第16話 買い出し

 百瀬さんの提案には、さすがの私も度肝抜かれた。いくら仲良くなったとはいえ、家で一緒にご飯を食べようだなんて。カラオケの時も思ったけど、百瀬さんは意外と度胸がある。


「冷蔵庫の中身見てもいい?」

「いいよ」


 一緒にご飯を食べると言うことで、食べるものを見繕うために百瀬さんは冷蔵庫を開けた。すると、予想通り彼女はギョッとした顔をして振り返った。


「な、何にもないんだけど」


 そう、うちの冷蔵庫の中身は調味料以外はほとんど何もない。家族で暮らしているのに、大きいだけでガラガラな冷蔵庫を見れば、こんな反応もしたくなるだろう。


「……真ん中の段」

「あっ、ここに色々入ってるんだね。あーびっくりした」


 そう言って冷蔵庫の真ん中の引き出しを開けると、彼女はまた固まった。なにもおかしなものは無いはずなんだけど、どうかしたのかな。


「冷凍食品ばっかり……」

「そうだけど」

「いつもこれ食べてるの?」

「いつも一人なのに料理するのもダルいし」


 何をそんなに困惑しているのだろうか。もしかしてモデルだからもっと食生活を気にした方がいいって思ってるのかな?


「栄養バランスはちゃんと気にしてるよ」

「そうじゃないよ!」


 百瀬さんは何やら珍しく怒っている。でも全然怖く無いし、ヤヨちゃんの声だからむしろ萌える。そういえばヤヨちゃんって配信でキレたことなかったっけ。

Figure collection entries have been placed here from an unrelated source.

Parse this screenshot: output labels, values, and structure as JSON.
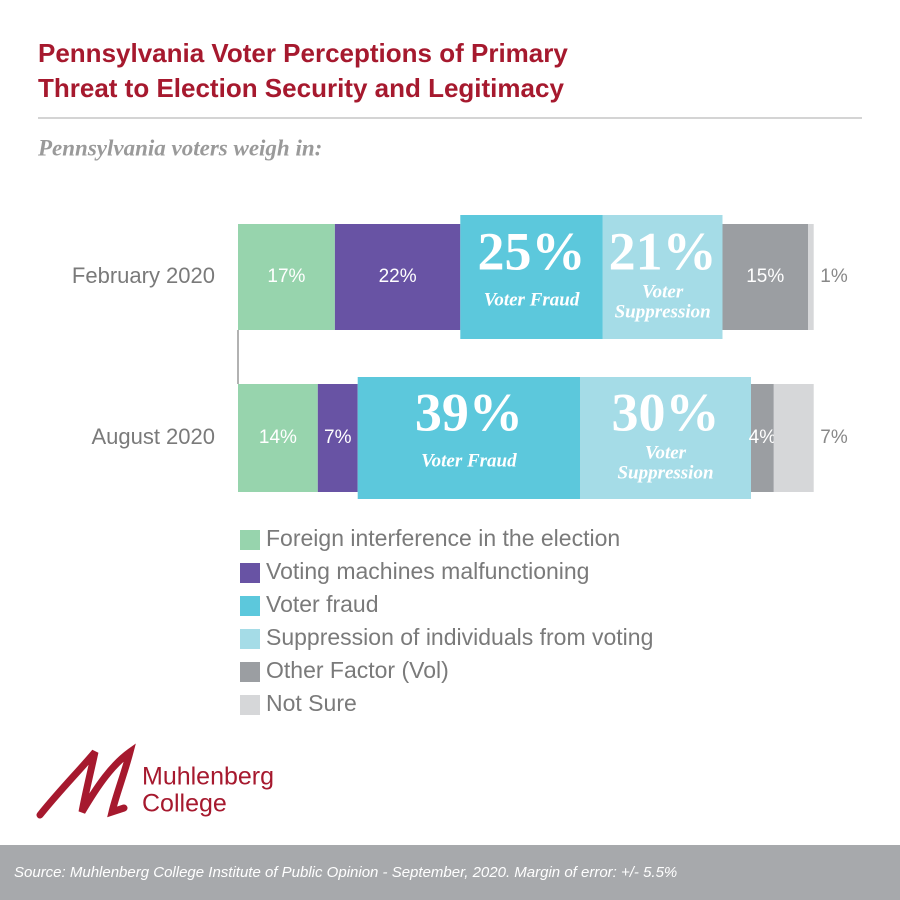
{
  "title": "Pennsylvania Voter Perceptions of Primary\nThreat to Election Security and Legitimacy",
  "subtitle": "Pennsylvania voters weigh in:",
  "chart_data": {
    "type": "stacked-bar",
    "categories": [
      "February 2020",
      "August 2020"
    ],
    "series": [
      {
        "name": "Foreign interference in the election",
        "color": "#97d4ad",
        "values": [
          17,
          14
        ],
        "value_labels": [
          "17%",
          "14%"
        ]
      },
      {
        "name": "Voting machines malfunctioning",
        "color": "#6853a4",
        "values": [
          22,
          7
        ],
        "value_labels": [
          "22%",
          "7%"
        ]
      },
      {
        "name": "Voter fraud",
        "color": "#5cc8dc",
        "values": [
          25,
          39
        ],
        "value_labels": [
          "25%",
          "39%"
        ],
        "bar_label": [
          "Voter Fraud"
        ]
      },
      {
        "name": "Suppression of individuals from voting",
        "color": "#a5dce7",
        "values": [
          21,
          30
        ],
        "value_labels": [
          "21%",
          "30%"
        ],
        "bar_label": [
          "Voter",
          "Suppression"
        ]
      },
      {
        "name": "Other Factor (Vol)",
        "color": "#9b9ea2",
        "values": [
          15,
          4
        ],
        "value_labels": [
          "15%",
          "4%"
        ]
      },
      {
        "name": "Not Sure",
        "color": "#d6d7d9",
        "values": [
          1,
          7
        ],
        "value_labels": [
          "1%",
          "7%"
        ]
      }
    ]
  },
  "logo_lines": [
    "Muhlenberg",
    "College"
  ],
  "source": "Source: Muhlenberg College Institute of Public Opinion - September, 2020. Margin of error: +/- 5.5%"
}
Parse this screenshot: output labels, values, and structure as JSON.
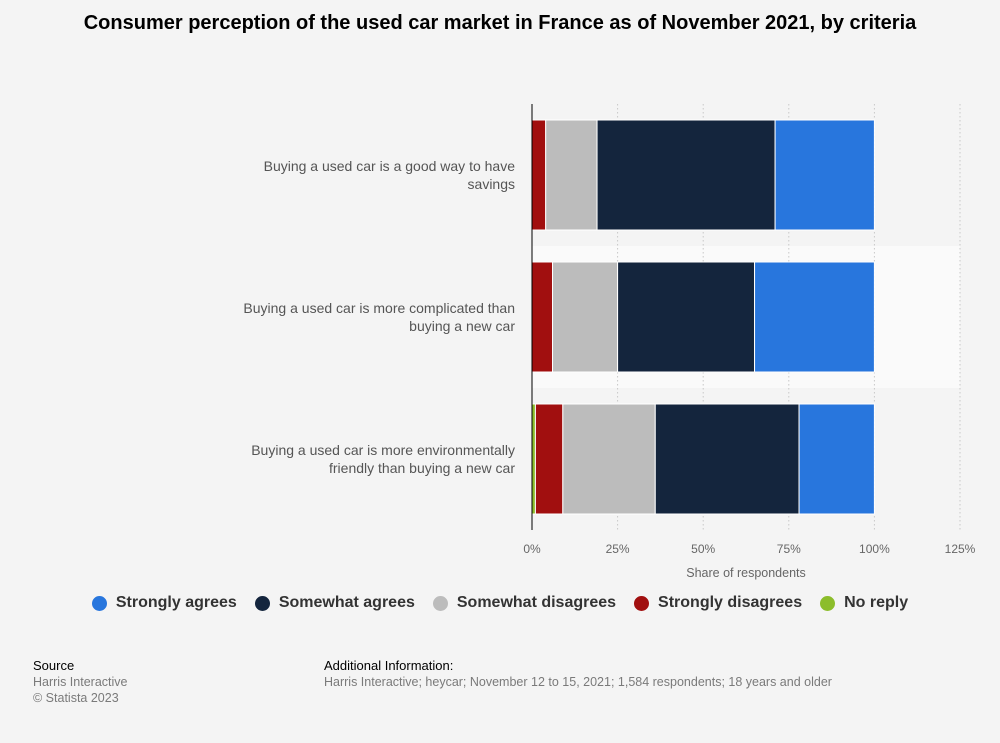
{
  "chart_data": {
    "type": "bar",
    "orientation": "horizontal",
    "stacked": true,
    "title": "Consumer perception of the used car market in France as of November 2021, by criteria",
    "categories": [
      "Buying a used car is a good way to have savings",
      "Buying a used car is more complicated than buying a new car",
      "Buying a used car is more environmentally friendly than buying a new car"
    ],
    "category_lines": [
      [
        "Buying a used car is a good way to have",
        "savings"
      ],
      [
        "Buying a used car is more complicated than",
        "buying a new car"
      ],
      [
        "Buying a used car is more environmentally",
        "friendly than buying a new car"
      ]
    ],
    "series": [
      {
        "name": "No reply",
        "color": "#8cbd2b",
        "values": [
          0,
          0,
          1
        ]
      },
      {
        "name": "Strongly disagrees",
        "color": "#a10f0f",
        "values": [
          4,
          6,
          8
        ]
      },
      {
        "name": "Somewhat disagrees",
        "color": "#bcbcbc",
        "values": [
          15,
          19,
          27
        ]
      },
      {
        "name": "Somewhat agrees",
        "color": "#14253d",
        "values": [
          52,
          40,
          42
        ]
      },
      {
        "name": "Strongly agrees",
        "color": "#2876dd",
        "values": [
          29,
          35,
          22
        ]
      }
    ],
    "xlabel": "Share of respondents",
    "xlim": [
      0,
      125
    ],
    "xticks": [
      "0%",
      "25%",
      "50%",
      "75%",
      "100%",
      "125%"
    ],
    "legend_order": [
      "Strongly agrees",
      "Somewhat agrees",
      "Somewhat disagrees",
      "Strongly disagrees",
      "No reply"
    ],
    "legend_position": "bottom"
  },
  "footer": {
    "source_title": "Source",
    "source_lines": [
      "Harris Interactive",
      "© Statista 2023"
    ],
    "info_title": "Additional Information:",
    "info_text": "Harris Interactive; heycar; November 12 to 15, 2021; 1,584 respondents; 18 years and older"
  }
}
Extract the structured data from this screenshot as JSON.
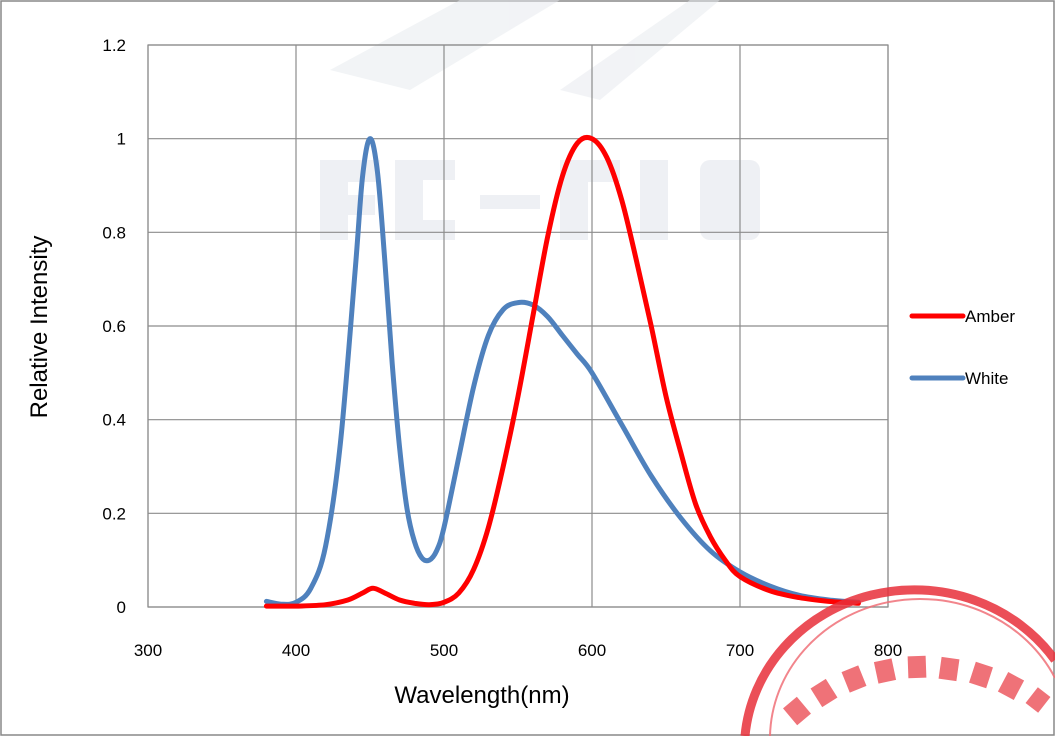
{
  "chart_data": {
    "type": "line",
    "title": "",
    "xlabel": "Wavelength(nm)",
    "ylabel": "Relative Intensity",
    "xlim": [
      300,
      800
    ],
    "ylim": [
      0,
      1.2
    ],
    "x_ticks": [
      "300",
      "400",
      "500",
      "600",
      "700",
      "800"
    ],
    "y_ticks": [
      "0",
      "0.2",
      "0.4",
      "0.6",
      "0.8",
      "1",
      "1.2"
    ],
    "grid": true,
    "legend_position": "right",
    "series": [
      {
        "name": "Amber",
        "color": "#ff0000",
        "x": [
          380,
          400,
          420,
          435,
          445,
          452,
          460,
          470,
          480,
          490,
          500,
          510,
          520,
          530,
          540,
          550,
          560,
          570,
          580,
          590,
          600,
          610,
          620,
          630,
          640,
          650,
          660,
          670,
          680,
          690,
          700,
          720,
          740,
          760,
          780
        ],
        "y": [
          0.002,
          0.002,
          0.005,
          0.015,
          0.03,
          0.04,
          0.03,
          0.015,
          0.008,
          0.005,
          0.01,
          0.03,
          0.08,
          0.17,
          0.3,
          0.45,
          0.62,
          0.79,
          0.92,
          0.99,
          1.0,
          0.96,
          0.87,
          0.74,
          0.6,
          0.45,
          0.33,
          0.22,
          0.15,
          0.1,
          0.065,
          0.035,
          0.02,
          0.012,
          0.008
        ]
      },
      {
        "name": "White",
        "color": "#4f81bd",
        "x": [
          380,
          390,
          400,
          410,
          420,
          430,
          440,
          445,
          450,
          455,
          460,
          465,
          470,
          475,
          480,
          485,
          490,
          495,
          500,
          510,
          520,
          530,
          540,
          550,
          560,
          570,
          580,
          590,
          600,
          620,
          640,
          660,
          680,
          700,
          720,
          740,
          760,
          780
        ],
        "y": [
          0.012,
          0.006,
          0.01,
          0.04,
          0.13,
          0.35,
          0.72,
          0.92,
          1.0,
          0.93,
          0.74,
          0.52,
          0.34,
          0.21,
          0.14,
          0.105,
          0.1,
          0.12,
          0.17,
          0.32,
          0.47,
          0.58,
          0.635,
          0.65,
          0.645,
          0.62,
          0.58,
          0.54,
          0.5,
          0.39,
          0.28,
          0.19,
          0.12,
          0.075,
          0.045,
          0.025,
          0.015,
          0.01
        ]
      }
    ]
  }
}
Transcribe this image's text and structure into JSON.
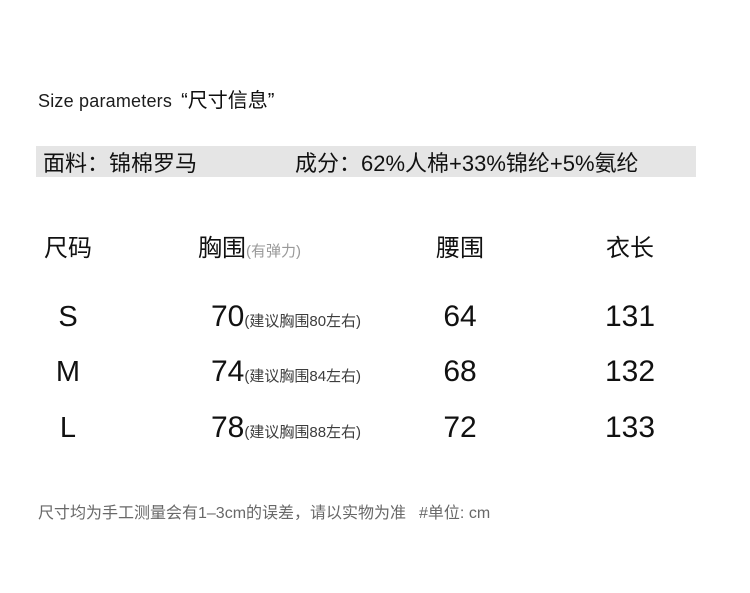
{
  "title": {
    "en": "Size parameters",
    "cn": "“尺寸信息”"
  },
  "fabric": {
    "material": "面料：锦棉罗马",
    "composition": "成分：62%人棉+33%锦纶+5%氨纶"
  },
  "table": {
    "headers": {
      "size": "尺码",
      "bust": "胸围",
      "bust_sub": "(有弹力)",
      "waist": "腰围",
      "length": "衣长"
    },
    "rows": [
      {
        "size": "S",
        "bust": "70",
        "bust_note": "(建议胸围80左右)",
        "waist": "64",
        "length": "131"
      },
      {
        "size": "M",
        "bust": "74",
        "bust_note": "(建议胸围84左右)",
        "waist": "68",
        "length": "132"
      },
      {
        "size": "L",
        "bust": "78",
        "bust_note": "(建议胸围88左右)",
        "waist": "72",
        "length": "133"
      }
    ]
  },
  "note": {
    "text": "尺寸均为手工测量会有1–3cm的误差，请以实物为准",
    "unit": "#单位: cm"
  },
  "colors": {
    "bar_bg": "#e5e5e5",
    "text": "#111111",
    "muted": "#999999",
    "annotation": "#3d3d3d",
    "note": "#686868"
  }
}
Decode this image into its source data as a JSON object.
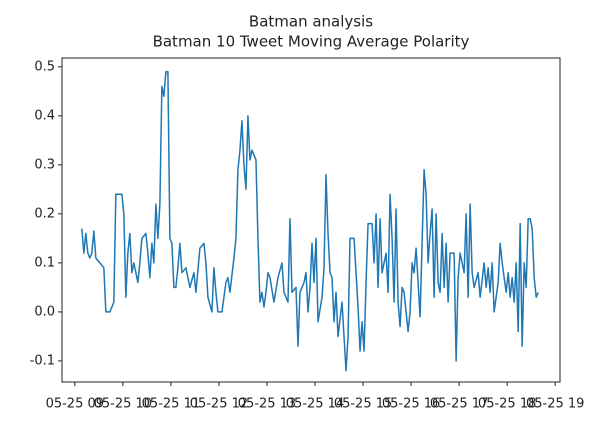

「……親と一緒にご飯食べたことないの? それにしたって作り置きとかしてもらったりさ」

「私が幼い時はあったよ。でも、私がモデルになった頃からは無くなったかな」

「相神さんがモデル始めたのって、小学三年生の頃だよね」

「よく知ってるじゃん」


 幼い頃の私は、よく母の仕事について行っていた。そこにはもちろんいろんな人がいて、私の恵まれた容姿と女優の娘というネームバリューはもちろん目をつけられた。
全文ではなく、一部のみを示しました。